Ich haben bisher jedoch keinen ETF-Verfechter getroffen, der die überwiegenden negativen Eigenschaften von ETF oder gar die hohen Risiken für sich selbst verstanden hat oder in den Webinaren überhaupt anspricht.
Die größten Risiken von ETF
- Große ETF werden systemrelevant
Allein das noch immer wachsende Anlagevolumen in die großen, volumenstarken ETF könnte zu einem systemrelevanten Risiko führen, da die Masse der Privatanleger regelmäßig prozyklisch in ETF investiert. Gekauft werden ETF von den meisten Privatanlegern bei steigenden Kursen. Sobald die Kurse der Indizes deutlich einbrechen, verkaufen die gleichen Anleger aus Angst vor Verlusten ihre ETF wieder. Bei den großen Volumen die bereits bewegt werden, werden die Indizes somit noch stärker nach unten gerissen.

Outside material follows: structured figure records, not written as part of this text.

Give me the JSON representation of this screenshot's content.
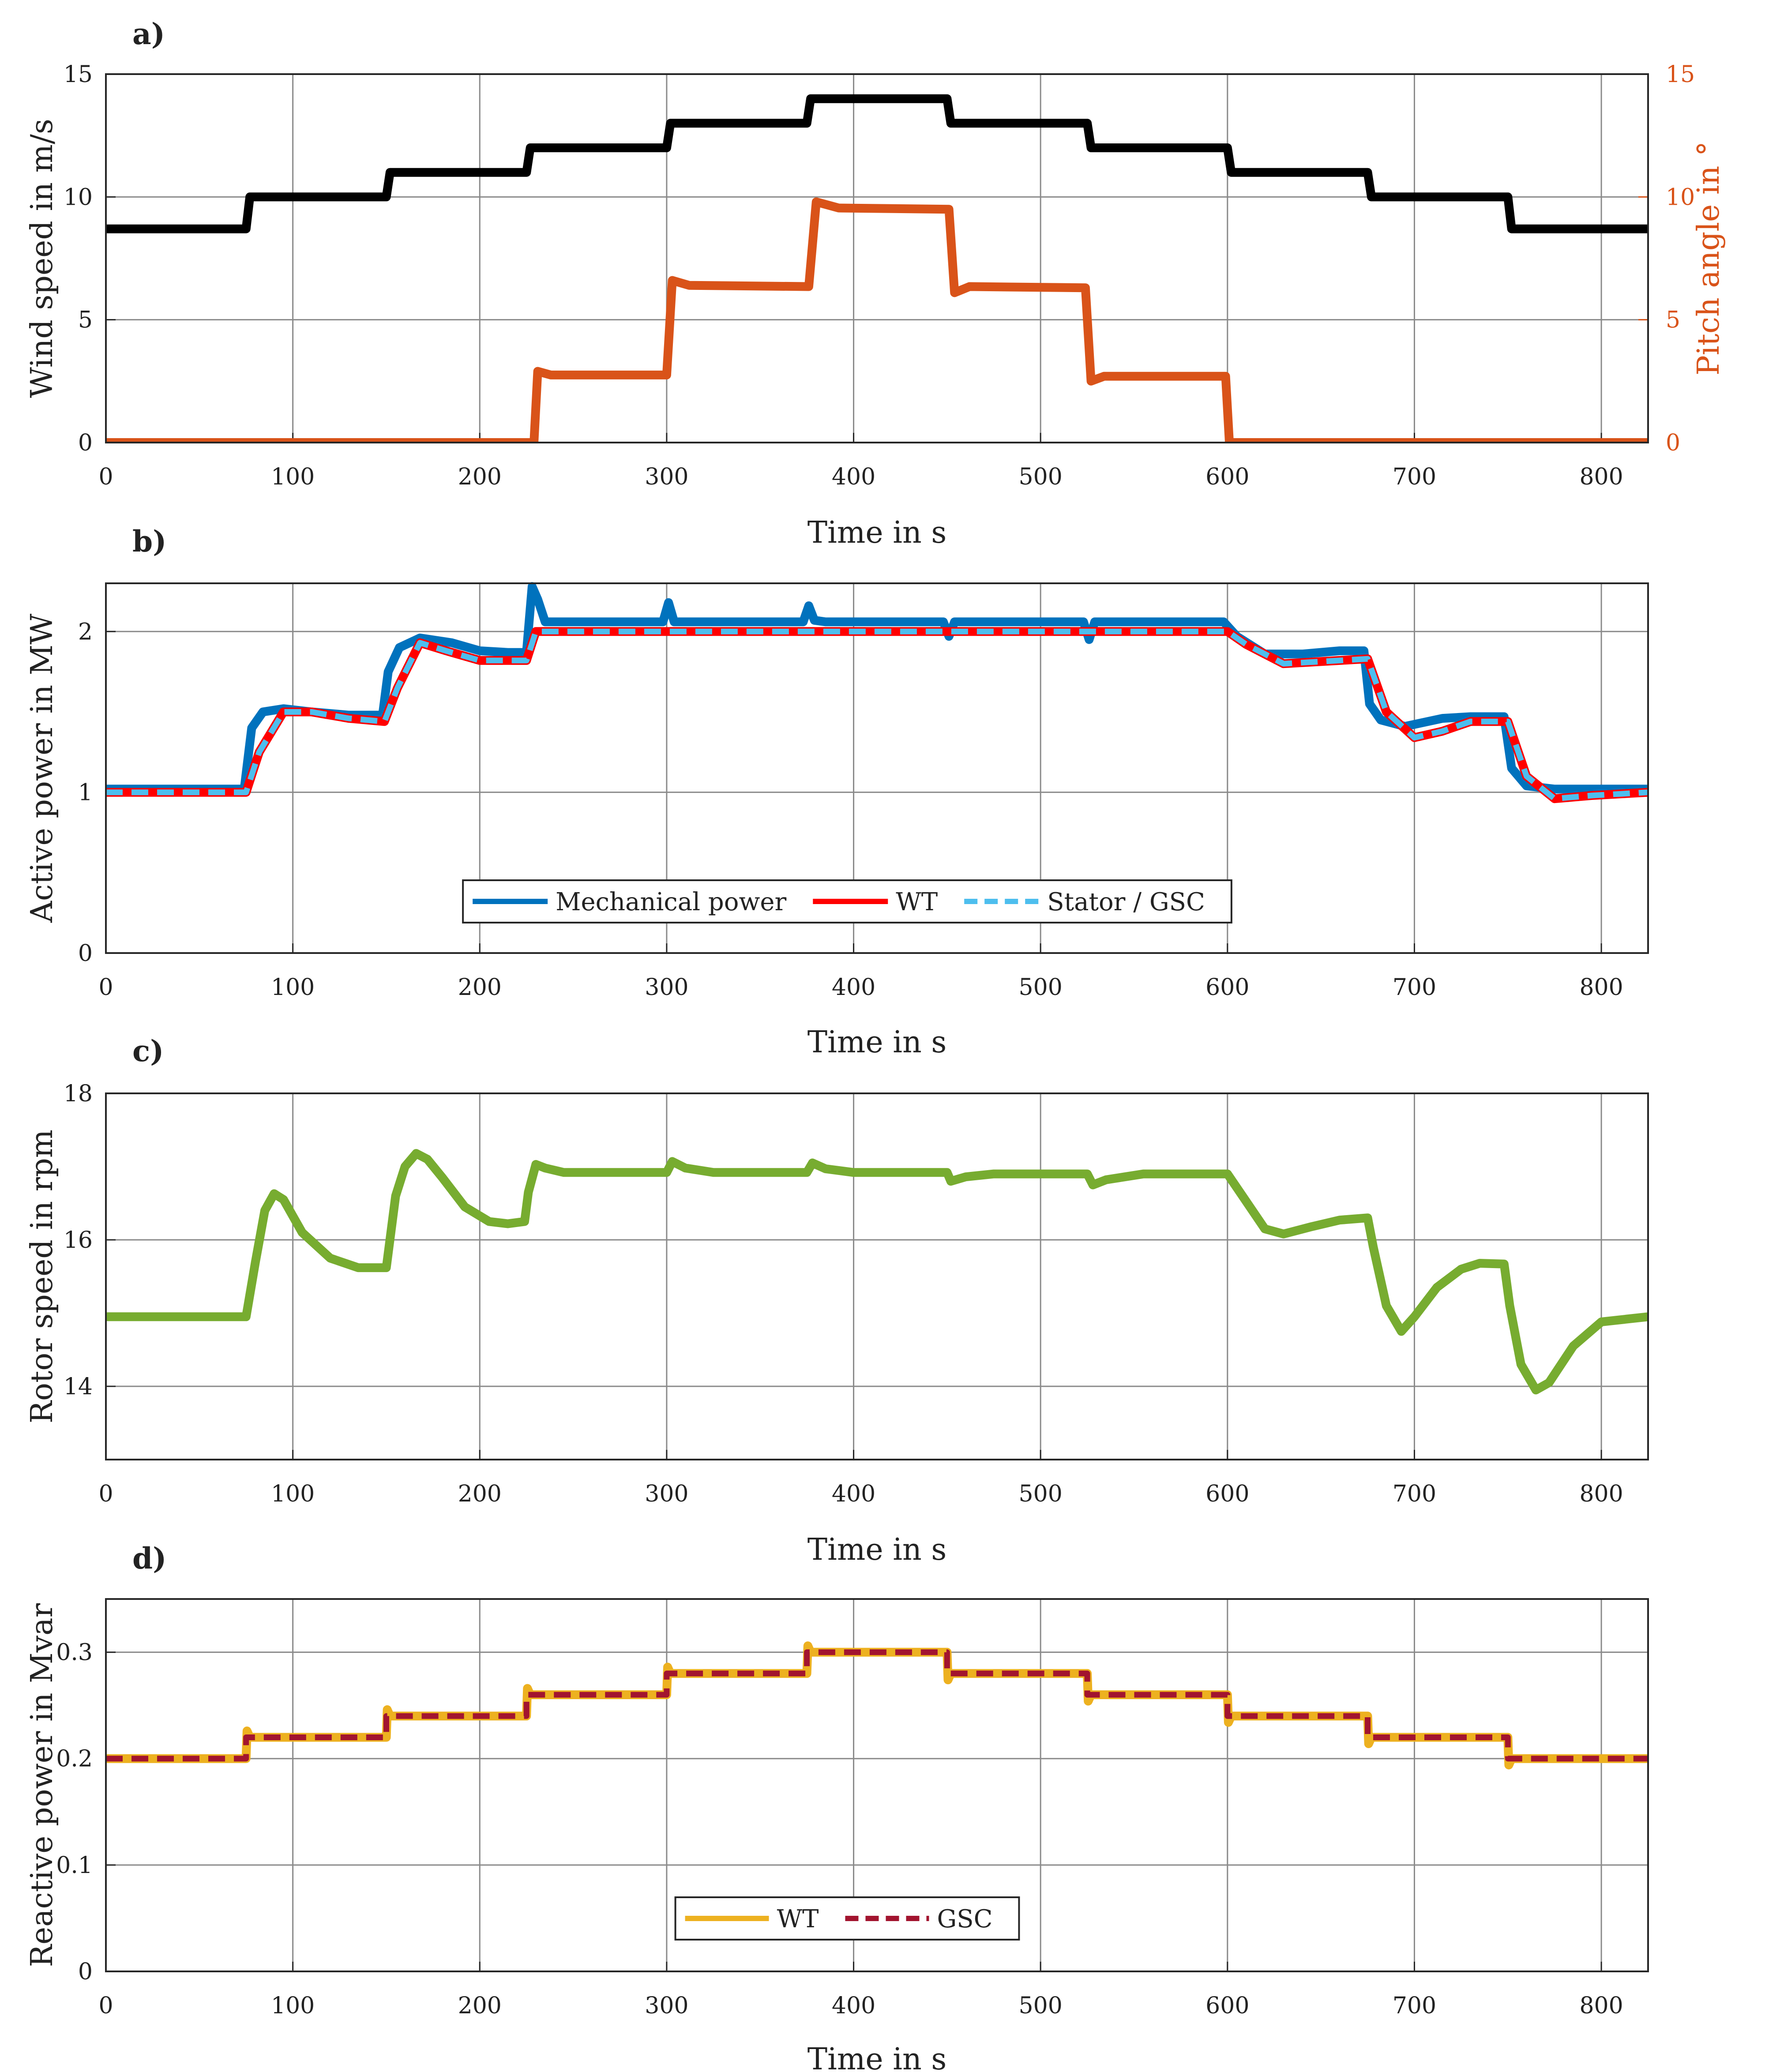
{
  "chart_data": [
    {
      "panel_label": "a)",
      "type": "line",
      "xlabel": "Time in s",
      "ylabel": "Wind speed in m/s",
      "y2label": "Pitch angle in °",
      "xlim": [
        0,
        825
      ],
      "ylim": [
        0,
        15
      ],
      "y2lim": [
        0,
        15
      ],
      "xticks": [
        "0",
        "100",
        "200",
        "300",
        "400",
        "500",
        "600",
        "700",
        "800"
      ],
      "yticks": [
        "0",
        "5",
        "10",
        "15"
      ],
      "y2ticks": [
        "0",
        "5",
        "10",
        "15"
      ],
      "grid": true,
      "series": [
        {
          "name": "Wind speed",
          "axis": "left",
          "color": "#000000",
          "x": [
            0,
            75,
            77,
            150,
            152,
            225,
            227,
            300,
            302,
            375,
            377,
            450,
            452,
            525,
            527,
            600,
            602,
            675,
            677,
            750,
            752,
            825
          ],
          "y": [
            8.7,
            8.7,
            10,
            10,
            11,
            11,
            12,
            12,
            13,
            13,
            14,
            14,
            13,
            13,
            12,
            12,
            11,
            11,
            10,
            10,
            8.7,
            8.7
          ]
        },
        {
          "name": "Pitch angle",
          "axis": "right",
          "color": "#D95319",
          "x": [
            0,
            229,
            231,
            238,
            300,
            303,
            312,
            376,
            380,
            392,
            451,
            454,
            462,
            524,
            527,
            534,
            599,
            601,
            825
          ],
          "y": [
            0,
            0,
            2.9,
            2.75,
            2.75,
            6.6,
            6.4,
            6.35,
            9.8,
            9.55,
            9.5,
            6.1,
            6.35,
            6.3,
            2.5,
            2.7,
            2.7,
            0,
            0
          ]
        }
      ]
    },
    {
      "panel_label": "b)",
      "type": "line",
      "xlabel": "Time in s",
      "ylabel": "Active power in MW",
      "xlim": [
        0,
        825
      ],
      "ylim": [
        0,
        2.3
      ],
      "xticks": [
        "0",
        "100",
        "200",
        "300",
        "400",
        "500",
        "600",
        "700",
        "800"
      ],
      "yticks": [
        "0",
        "1",
        "2"
      ],
      "grid": true,
      "legend_position": "bottom-center",
      "series": [
        {
          "name": "Mechanical power",
          "color": "#0072BD",
          "style": "solid",
          "x": [
            0,
            74,
            78,
            84,
            95,
            110,
            130,
            148,
            151,
            157,
            168,
            185,
            200,
            215,
            225,
            228,
            231,
            235,
            240,
            298,
            301,
            304,
            310,
            373,
            376,
            379,
            385,
            448,
            451,
            454,
            460,
            523,
            526,
            529,
            535,
            598,
            605,
            620,
            640,
            660,
            673,
            676,
            682,
            695,
            715,
            730,
            748,
            752,
            760,
            775,
            800,
            825
          ],
          "y": [
            1.02,
            1.02,
            1.4,
            1.5,
            1.52,
            1.5,
            1.48,
            1.48,
            1.75,
            1.9,
            1.96,
            1.93,
            1.88,
            1.87,
            1.87,
            2.28,
            2.2,
            2.06,
            2.06,
            2.06,
            2.18,
            2.06,
            2.06,
            2.06,
            2.16,
            2.07,
            2.06,
            2.06,
            1.97,
            2.06,
            2.06,
            2.06,
            1.95,
            2.06,
            2.06,
            2.06,
            1.97,
            1.86,
            1.86,
            1.88,
            1.88,
            1.55,
            1.45,
            1.41,
            1.46,
            1.47,
            1.47,
            1.15,
            1.04,
            1.02,
            1.02,
            1.02
          ]
        },
        {
          "name": "WT",
          "color": "#FF0000",
          "style": "solid",
          "x": [
            0,
            75,
            82,
            95,
            110,
            130,
            149,
            156,
            168,
            182,
            200,
            225,
            230,
            240,
            300,
            375,
            450,
            525,
            600,
            610,
            630,
            660,
            675,
            685,
            700,
            715,
            730,
            750,
            760,
            775,
            795,
            825
          ],
          "y": [
            1.0,
            1.0,
            1.25,
            1.5,
            1.5,
            1.46,
            1.44,
            1.65,
            1.93,
            1.88,
            1.82,
            1.82,
            2.0,
            2.0,
            2.0,
            2.0,
            2.0,
            2.0,
            2.0,
            1.92,
            1.8,
            1.82,
            1.83,
            1.5,
            1.34,
            1.38,
            1.44,
            1.44,
            1.1,
            0.96,
            0.98,
            1.0
          ]
        },
        {
          "name": "Stator / GSC",
          "color": "#4DBEEE",
          "style": "dashed",
          "x": [
            0,
            75,
            82,
            95,
            110,
            130,
            149,
            156,
            168,
            182,
            200,
            225,
            230,
            240,
            300,
            375,
            450,
            525,
            600,
            610,
            630,
            660,
            675,
            685,
            700,
            715,
            730,
            750,
            760,
            775,
            795,
            825
          ],
          "y": [
            1.0,
            1.0,
            1.25,
            1.5,
            1.5,
            1.46,
            1.44,
            1.65,
            1.93,
            1.88,
            1.82,
            1.82,
            2.0,
            2.0,
            2.0,
            2.0,
            2.0,
            2.0,
            2.0,
            1.92,
            1.8,
            1.82,
            1.83,
            1.5,
            1.34,
            1.38,
            1.44,
            1.44,
            1.1,
            0.96,
            0.98,
            1.0
          ]
        }
      ]
    },
    {
      "panel_label": "c)",
      "type": "line",
      "xlabel": "Time in s",
      "ylabel": "Rotor speed in rpm",
      "xlim": [
        0,
        825
      ],
      "ylim": [
        13,
        18
      ],
      "xticks": [
        "0",
        "100",
        "200",
        "300",
        "400",
        "500",
        "600",
        "700",
        "800"
      ],
      "yticks": [
        "14",
        "16",
        "18"
      ],
      "grid": true,
      "series": [
        {
          "name": "Rotor speed",
          "color": "#77AC30",
          "x": [
            0,
            75,
            80,
            85,
            90,
            95,
            105,
            120,
            135,
            150,
            155,
            160,
            166,
            172,
            180,
            192,
            205,
            215,
            224,
            226,
            230,
            235,
            245,
            260,
            300,
            303,
            310,
            325,
            375,
            378,
            385,
            400,
            450,
            452,
            460,
            475,
            525,
            528,
            535,
            555,
            600,
            608,
            620,
            630,
            645,
            660,
            675,
            678,
            685,
            693,
            700,
            712,
            725,
            735,
            748,
            751,
            757,
            765,
            772,
            785,
            800,
            825
          ],
          "y": [
            14.95,
            14.95,
            15.7,
            16.4,
            16.63,
            16.55,
            16.1,
            15.75,
            15.62,
            15.62,
            16.6,
            17.0,
            17.18,
            17.1,
            16.85,
            16.45,
            16.25,
            16.22,
            16.25,
            16.65,
            17.03,
            16.98,
            16.92,
            16.92,
            16.92,
            17.07,
            16.98,
            16.92,
            16.92,
            17.05,
            16.97,
            16.92,
            16.92,
            16.8,
            16.86,
            16.9,
            16.9,
            16.75,
            16.82,
            16.9,
            16.9,
            16.6,
            16.15,
            16.08,
            16.18,
            16.27,
            16.3,
            15.9,
            15.1,
            14.75,
            14.95,
            15.35,
            15.6,
            15.68,
            15.67,
            15.1,
            14.3,
            13.95,
            14.05,
            14.55,
            14.88,
            14.95
          ]
        }
      ]
    },
    {
      "panel_label": "d)",
      "type": "line",
      "xlabel": "Time in s",
      "ylabel": "Reactive power in Mvar",
      "xlim": [
        0,
        825
      ],
      "ylim": [
        0,
        0.35
      ],
      "xticks": [
        "0",
        "100",
        "200",
        "300",
        "400",
        "500",
        "600",
        "700",
        "800"
      ],
      "yticks": [
        "0",
        "0.1",
        "0.2",
        "0.3"
      ],
      "grid": true,
      "legend_position": "bottom-center",
      "series": [
        {
          "name": "WT",
          "color": "#EDB120",
          "style": "solid",
          "x": [
            0,
            75,
            75.5,
            77,
            150,
            150.5,
            152,
            225,
            225.5,
            227,
            300,
            300.5,
            302,
            375,
            375.5,
            377,
            450,
            450.5,
            452,
            525,
            525.5,
            527,
            600,
            600.5,
            602,
            675,
            675.5,
            677,
            750,
            750.5,
            752,
            825
          ],
          "y": [
            0.2,
            0.2,
            0.226,
            0.22,
            0.22,
            0.246,
            0.24,
            0.24,
            0.266,
            0.26,
            0.26,
            0.286,
            0.28,
            0.28,
            0.306,
            0.3,
            0.3,
            0.274,
            0.28,
            0.28,
            0.254,
            0.26,
            0.26,
            0.234,
            0.24,
            0.24,
            0.214,
            0.22,
            0.22,
            0.194,
            0.2,
            0.2
          ]
        },
        {
          "name": "GSC",
          "color": "#A2142F",
          "style": "dashed",
          "x": [
            0,
            75,
            75,
            150,
            150,
            225,
            225,
            300,
            300,
            375,
            375,
            450,
            450,
            525,
            525,
            600,
            600,
            675,
            675,
            750,
            750,
            825
          ],
          "y": [
            0.2,
            0.2,
            0.22,
            0.22,
            0.24,
            0.24,
            0.26,
            0.26,
            0.28,
            0.28,
            0.3,
            0.3,
            0.28,
            0.28,
            0.26,
            0.26,
            0.24,
            0.24,
            0.22,
            0.22,
            0.2,
            0.2
          ]
        }
      ]
    }
  ]
}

Die aufkommende Panik der letzten Kleinanleger, führt dazu, dass die Anleger Geld verlieren und in der Folge vermutlich nie wieder Geld in Börsenwerte investieren.

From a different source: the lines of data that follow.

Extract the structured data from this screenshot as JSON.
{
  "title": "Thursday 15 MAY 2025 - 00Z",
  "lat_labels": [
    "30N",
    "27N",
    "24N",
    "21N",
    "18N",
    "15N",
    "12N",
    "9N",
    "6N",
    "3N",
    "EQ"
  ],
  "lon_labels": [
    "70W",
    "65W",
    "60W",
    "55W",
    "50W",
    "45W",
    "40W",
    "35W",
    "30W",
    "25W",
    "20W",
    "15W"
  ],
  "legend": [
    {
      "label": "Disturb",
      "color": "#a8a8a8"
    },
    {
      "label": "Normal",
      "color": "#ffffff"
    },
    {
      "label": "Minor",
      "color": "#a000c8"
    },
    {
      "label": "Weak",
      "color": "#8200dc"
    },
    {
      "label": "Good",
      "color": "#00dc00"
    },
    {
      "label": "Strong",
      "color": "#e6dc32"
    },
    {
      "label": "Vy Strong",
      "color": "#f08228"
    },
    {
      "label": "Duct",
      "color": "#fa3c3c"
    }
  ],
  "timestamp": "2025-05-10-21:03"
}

Dieser Umgang mit ETF führt langfristig also zu dem Effekt, dass Klein- und Privatanleger wieder nur negative Erfahrungen mit der Börse und chancenreicher Kapitalanlage machen. Die Medien erhalten wieder neue Nahrung für unqualifizierte Berichterstattung über das „Teufelszeug Börse & Aktien“. Der Kreis schließt sich.
Das finde ich mehr als schade. Immerhin gibt es keine Anlageform außerhalb der Investition in Aktien – also Investments in den Wirtschaftskreislauf – die langfristig auch nur annähernd an die Renditen von Börseninvestments heranreicht.

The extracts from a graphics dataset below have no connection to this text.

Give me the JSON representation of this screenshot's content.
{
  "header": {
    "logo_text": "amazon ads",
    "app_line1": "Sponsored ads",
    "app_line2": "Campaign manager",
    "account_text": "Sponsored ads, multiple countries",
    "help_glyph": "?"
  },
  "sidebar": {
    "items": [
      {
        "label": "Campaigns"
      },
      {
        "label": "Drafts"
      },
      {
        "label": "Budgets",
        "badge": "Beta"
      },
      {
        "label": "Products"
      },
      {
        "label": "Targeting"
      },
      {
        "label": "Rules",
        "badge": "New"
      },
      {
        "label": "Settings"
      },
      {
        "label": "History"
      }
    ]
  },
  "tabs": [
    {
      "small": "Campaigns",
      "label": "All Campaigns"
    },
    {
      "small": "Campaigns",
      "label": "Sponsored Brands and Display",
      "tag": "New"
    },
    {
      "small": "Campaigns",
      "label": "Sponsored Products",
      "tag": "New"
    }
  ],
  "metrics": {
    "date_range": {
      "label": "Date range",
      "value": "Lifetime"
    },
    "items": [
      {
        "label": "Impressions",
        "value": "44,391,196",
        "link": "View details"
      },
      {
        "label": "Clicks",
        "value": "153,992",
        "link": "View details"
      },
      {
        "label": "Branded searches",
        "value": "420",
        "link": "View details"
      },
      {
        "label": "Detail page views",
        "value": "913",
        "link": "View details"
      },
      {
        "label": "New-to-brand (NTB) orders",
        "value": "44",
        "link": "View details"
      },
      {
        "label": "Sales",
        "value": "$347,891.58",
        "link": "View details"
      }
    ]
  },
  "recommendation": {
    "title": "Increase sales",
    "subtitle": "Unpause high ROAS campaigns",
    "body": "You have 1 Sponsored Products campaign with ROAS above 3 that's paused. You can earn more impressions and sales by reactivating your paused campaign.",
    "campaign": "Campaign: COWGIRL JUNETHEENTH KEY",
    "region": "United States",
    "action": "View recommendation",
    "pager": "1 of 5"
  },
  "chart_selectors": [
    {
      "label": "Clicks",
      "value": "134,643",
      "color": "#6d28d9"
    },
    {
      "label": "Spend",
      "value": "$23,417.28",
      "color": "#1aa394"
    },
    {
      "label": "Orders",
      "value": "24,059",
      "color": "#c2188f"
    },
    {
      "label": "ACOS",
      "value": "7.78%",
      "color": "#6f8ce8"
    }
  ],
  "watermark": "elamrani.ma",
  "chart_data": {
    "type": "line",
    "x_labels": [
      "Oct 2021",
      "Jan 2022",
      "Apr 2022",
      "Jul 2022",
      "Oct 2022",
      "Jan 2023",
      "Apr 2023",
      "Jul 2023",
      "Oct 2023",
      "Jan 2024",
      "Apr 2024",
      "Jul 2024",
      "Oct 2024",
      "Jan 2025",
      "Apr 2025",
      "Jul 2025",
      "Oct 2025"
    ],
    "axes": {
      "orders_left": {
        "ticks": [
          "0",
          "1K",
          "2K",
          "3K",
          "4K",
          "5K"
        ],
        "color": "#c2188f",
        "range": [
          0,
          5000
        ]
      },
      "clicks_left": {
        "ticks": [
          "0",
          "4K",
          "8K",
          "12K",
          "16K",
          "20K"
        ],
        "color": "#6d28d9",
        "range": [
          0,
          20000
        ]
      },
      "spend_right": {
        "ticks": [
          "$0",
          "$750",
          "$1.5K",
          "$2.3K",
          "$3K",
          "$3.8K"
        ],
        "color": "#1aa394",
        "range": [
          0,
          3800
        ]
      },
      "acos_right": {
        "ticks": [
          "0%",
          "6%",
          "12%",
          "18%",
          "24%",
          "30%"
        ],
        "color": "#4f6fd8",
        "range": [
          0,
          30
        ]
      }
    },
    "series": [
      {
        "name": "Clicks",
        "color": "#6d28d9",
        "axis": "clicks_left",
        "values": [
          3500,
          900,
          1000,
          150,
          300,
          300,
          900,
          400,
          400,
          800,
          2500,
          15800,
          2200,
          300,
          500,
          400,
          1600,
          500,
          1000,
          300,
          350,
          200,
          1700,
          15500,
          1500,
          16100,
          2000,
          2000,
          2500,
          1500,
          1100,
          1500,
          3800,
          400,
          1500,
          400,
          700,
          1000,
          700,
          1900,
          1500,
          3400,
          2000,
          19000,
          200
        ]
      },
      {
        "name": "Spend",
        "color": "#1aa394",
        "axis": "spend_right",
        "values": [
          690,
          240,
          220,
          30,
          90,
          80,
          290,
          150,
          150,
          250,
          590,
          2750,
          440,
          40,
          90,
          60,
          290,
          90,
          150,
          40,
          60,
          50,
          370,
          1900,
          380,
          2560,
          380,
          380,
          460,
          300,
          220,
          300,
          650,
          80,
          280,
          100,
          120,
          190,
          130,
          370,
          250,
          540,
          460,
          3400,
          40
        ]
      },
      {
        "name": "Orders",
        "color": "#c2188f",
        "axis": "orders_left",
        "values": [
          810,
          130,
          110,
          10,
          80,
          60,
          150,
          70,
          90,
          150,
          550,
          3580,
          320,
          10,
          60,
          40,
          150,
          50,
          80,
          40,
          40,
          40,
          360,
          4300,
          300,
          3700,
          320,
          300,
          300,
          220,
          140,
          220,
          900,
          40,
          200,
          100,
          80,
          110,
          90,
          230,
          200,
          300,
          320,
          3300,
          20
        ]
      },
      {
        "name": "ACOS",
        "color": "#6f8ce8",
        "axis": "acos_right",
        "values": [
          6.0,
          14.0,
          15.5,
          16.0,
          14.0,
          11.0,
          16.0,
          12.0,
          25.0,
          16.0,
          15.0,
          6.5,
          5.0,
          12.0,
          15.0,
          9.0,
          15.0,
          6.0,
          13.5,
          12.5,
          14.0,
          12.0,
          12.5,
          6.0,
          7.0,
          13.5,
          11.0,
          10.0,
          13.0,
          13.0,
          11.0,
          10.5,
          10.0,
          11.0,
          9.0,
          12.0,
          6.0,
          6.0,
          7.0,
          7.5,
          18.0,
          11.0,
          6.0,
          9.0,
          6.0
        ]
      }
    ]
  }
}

- Höhere Risiken durch unerwünschte Übergewichtungen
Am Beispiel des Vergleichsindex MSCI World versuche ich einmal zu erläutern, wie schnell unwissende Kleinanleger in die Falle tappen können und die unerkannte Gefahr ETF sich offenbart.
Der bekannte Index MSCI World zeigt die Entwicklung von fast 1600 Aktien weltweit. Damit ist er jedoch schon lange kein Spiegelbild der weltweiten Marktentwicklung mehr. Er ist inzwischen als Vergleichsindex für ETF der internationalen Unternehmen unbrauchbar.
Der MSCI World ist kapitalgewichtet und hat – Stand Juni 2021 – einen Marktwert von über 57 Billionen US$. Wer denkt, dass der Begriff „World“ meint, dass er breit in Werten der ganzen Welt investiert irrt schon wieder. US-Werte sind mit über 67% im Index vertreten (Stand 06.21). Japan mit 6,8% und Großbritannien mit 4,2%. Der ökonomisch sehr starke EU-Raum ist dagegen kaum vertreten. Selbst Deutschland hat nur einen Anteil von 3% am Index. Rund 90% aller Index-Werte werden in US$ und japanischen Yen gehandelt. Es kommt also noch ein Währungsrisiko hinzu.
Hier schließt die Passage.